By February, I was in a new dorm with a single bedroom, and I was on top of the world. That is, until I was harassed in much the same way Mr. Babula must have been.

I basically relocated to the Animal House of my college, and no weekend would be complete unless an upper class "friend" chanted my name on a Fisher-Price microphone at 3 am until I responded.

For some reason, that one sticks in my head.

"Shhhaaaaaackman.... Shaaaackman!..."

I won't go into all the incidents I experienced that fall within the spectrum that ranges from offensive to potentially illegal. It's not worth it for me, and perhaps, you wouldn't even find them that funny.

My basic point is that we've all been there.

My thoughts are also drawn to the non-nostaligic fact that as I prepare to return to my alma mater, I know it's a different place.

It is not just because the football team is better than it was or that you actually need an ID to drink alcohol at a campus party. It is not because I have gray hair and that some of my friends now have kids getting ready for college.

It's that I have grown up, and to some degree, the college experience has as well.

My sense that college is a much different place is one part nuance, one part gut feeling and one part observation.

It is a feeling that even the small liberal arts colleges aren't just quiet academic havens where you can hide, thrive and grow in somewhat of a vacuum.

Students are much more laser-focused on the future, and the present isn't as much a big deal.

You bust your tail in high school to get to an elite college.

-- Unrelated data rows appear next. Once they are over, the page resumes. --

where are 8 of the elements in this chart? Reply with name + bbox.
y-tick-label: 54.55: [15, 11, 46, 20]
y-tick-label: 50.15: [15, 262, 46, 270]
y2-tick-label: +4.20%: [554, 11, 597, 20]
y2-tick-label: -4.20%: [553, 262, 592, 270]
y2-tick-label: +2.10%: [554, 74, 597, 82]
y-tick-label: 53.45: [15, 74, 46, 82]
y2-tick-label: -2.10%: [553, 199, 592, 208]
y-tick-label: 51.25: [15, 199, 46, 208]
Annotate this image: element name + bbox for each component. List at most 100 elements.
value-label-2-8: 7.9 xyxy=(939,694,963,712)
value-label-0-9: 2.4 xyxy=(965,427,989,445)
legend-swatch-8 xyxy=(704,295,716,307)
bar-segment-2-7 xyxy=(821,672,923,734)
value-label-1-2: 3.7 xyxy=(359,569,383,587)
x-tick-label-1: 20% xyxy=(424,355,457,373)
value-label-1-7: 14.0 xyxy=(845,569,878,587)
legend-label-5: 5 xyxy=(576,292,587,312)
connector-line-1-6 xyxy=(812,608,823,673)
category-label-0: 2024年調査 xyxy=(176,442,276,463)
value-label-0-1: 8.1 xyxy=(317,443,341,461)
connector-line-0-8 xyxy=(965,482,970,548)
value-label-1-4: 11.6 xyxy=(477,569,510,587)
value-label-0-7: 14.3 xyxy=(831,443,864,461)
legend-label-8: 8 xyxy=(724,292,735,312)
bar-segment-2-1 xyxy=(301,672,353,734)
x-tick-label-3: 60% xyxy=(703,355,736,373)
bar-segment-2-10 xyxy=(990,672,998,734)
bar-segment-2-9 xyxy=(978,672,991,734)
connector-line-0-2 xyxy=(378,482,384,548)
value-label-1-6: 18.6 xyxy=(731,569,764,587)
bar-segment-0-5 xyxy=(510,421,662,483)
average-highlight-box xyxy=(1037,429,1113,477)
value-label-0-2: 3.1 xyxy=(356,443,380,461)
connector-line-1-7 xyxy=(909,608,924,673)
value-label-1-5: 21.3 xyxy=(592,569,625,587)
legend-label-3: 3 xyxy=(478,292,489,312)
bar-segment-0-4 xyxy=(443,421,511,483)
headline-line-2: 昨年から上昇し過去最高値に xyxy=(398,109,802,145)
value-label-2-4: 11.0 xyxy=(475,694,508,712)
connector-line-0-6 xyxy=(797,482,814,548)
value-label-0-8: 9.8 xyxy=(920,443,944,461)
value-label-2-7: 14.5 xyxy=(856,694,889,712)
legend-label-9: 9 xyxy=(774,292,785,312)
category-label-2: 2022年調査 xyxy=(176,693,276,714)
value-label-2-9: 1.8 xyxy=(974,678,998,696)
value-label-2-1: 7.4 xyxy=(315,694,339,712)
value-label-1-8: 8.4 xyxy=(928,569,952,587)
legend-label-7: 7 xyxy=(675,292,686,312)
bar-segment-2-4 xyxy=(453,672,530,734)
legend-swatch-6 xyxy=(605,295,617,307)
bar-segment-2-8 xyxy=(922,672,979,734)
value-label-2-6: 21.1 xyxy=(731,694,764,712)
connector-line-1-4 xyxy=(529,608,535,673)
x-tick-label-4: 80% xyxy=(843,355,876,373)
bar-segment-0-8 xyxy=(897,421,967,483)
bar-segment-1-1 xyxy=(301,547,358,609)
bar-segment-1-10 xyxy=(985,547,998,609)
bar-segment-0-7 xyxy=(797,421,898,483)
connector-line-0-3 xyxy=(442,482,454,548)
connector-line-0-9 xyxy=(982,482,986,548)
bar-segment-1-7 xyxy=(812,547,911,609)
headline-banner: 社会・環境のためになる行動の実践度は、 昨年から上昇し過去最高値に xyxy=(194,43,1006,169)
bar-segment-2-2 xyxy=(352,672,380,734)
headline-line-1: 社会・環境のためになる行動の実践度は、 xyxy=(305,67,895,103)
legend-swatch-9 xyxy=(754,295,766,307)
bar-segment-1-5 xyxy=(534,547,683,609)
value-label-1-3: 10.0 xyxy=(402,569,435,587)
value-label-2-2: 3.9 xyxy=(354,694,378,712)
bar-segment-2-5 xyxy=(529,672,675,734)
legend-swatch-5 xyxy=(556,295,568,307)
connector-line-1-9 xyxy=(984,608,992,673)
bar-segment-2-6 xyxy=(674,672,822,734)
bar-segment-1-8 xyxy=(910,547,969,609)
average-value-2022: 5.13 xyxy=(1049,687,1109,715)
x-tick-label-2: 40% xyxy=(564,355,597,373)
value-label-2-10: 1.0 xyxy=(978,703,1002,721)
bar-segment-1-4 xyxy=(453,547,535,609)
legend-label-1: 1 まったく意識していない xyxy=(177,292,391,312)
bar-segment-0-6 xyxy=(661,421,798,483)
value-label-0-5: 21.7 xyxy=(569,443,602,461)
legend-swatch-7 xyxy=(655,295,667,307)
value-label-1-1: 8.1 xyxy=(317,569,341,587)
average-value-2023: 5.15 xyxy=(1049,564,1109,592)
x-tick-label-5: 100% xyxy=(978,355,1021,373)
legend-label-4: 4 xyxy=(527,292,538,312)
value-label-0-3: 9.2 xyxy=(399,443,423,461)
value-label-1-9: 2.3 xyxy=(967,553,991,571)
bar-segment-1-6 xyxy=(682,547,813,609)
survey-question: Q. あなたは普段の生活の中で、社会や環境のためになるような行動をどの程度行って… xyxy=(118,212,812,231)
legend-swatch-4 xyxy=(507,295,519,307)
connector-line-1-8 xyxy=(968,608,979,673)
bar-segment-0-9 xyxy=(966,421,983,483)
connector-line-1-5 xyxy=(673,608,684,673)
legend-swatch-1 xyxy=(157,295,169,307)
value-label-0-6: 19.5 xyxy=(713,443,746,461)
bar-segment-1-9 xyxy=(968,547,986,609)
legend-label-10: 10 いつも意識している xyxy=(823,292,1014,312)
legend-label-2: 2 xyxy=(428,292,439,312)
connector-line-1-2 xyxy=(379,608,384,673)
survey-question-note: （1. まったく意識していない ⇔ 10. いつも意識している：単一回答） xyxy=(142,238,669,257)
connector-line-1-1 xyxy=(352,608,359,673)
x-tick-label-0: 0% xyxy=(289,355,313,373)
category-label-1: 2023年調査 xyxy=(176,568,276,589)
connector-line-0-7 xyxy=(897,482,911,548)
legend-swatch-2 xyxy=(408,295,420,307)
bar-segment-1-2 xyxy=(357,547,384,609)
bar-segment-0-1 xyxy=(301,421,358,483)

Once there, you align with the right professors and do whatever necessary to gain access to the best internships.

That has been the case for many ... for a long time. It simply seems that the percentage of the collegiate population that fits that profile is far higher than twenty years ago.

Maybe it's a good thing, but there are clearly far fewer "undecideds" these days.

The result looks like a decrease in academic experimentation, and students seem to commit to career-focused work much earlier.

At most schools, if you switch majors, you basically start over. That means more semesters ... and more money. The former might be appealing, but the latter is a major problem for a demographic already saddled with student debt.

I might deem the lost art of being an undecided as a negative because I, myself, was a bit of a wanderer, with no clear idea of what I wanted until several years after graduation. I guess I was neither mature enough to see what most of my classmates were doing -- getting to classes, making good grades and working great resume-building jobs in the summer, nor was I smart enough to follow that model.

I treaded water academically, and spent much of my summertime as a camp counselor. It seemed a fun thing to do for a person in no way prepared to commit to a career path.

Right now, I see high school students every day through my wife's job and also have a lot of friends who work at the college level.

From all that I see and hear, people still party and go out socially in college ... it just doesn't seem as fun.

It seems more done for the re-issue of the so-called fun -- on Instagram, Facebook, Twitter, or for a while, Snapchat. The actual experience may be less important than the postscript and interpretation.

Or , I am totally projecting and inflating what college was like for me as I mentally prepare for meeting my classmates as we enter middle age, eat lobster and swap stories about travel soccer.

I wonder what Tinder would have been like in 1994 ... and I hate travel soccer.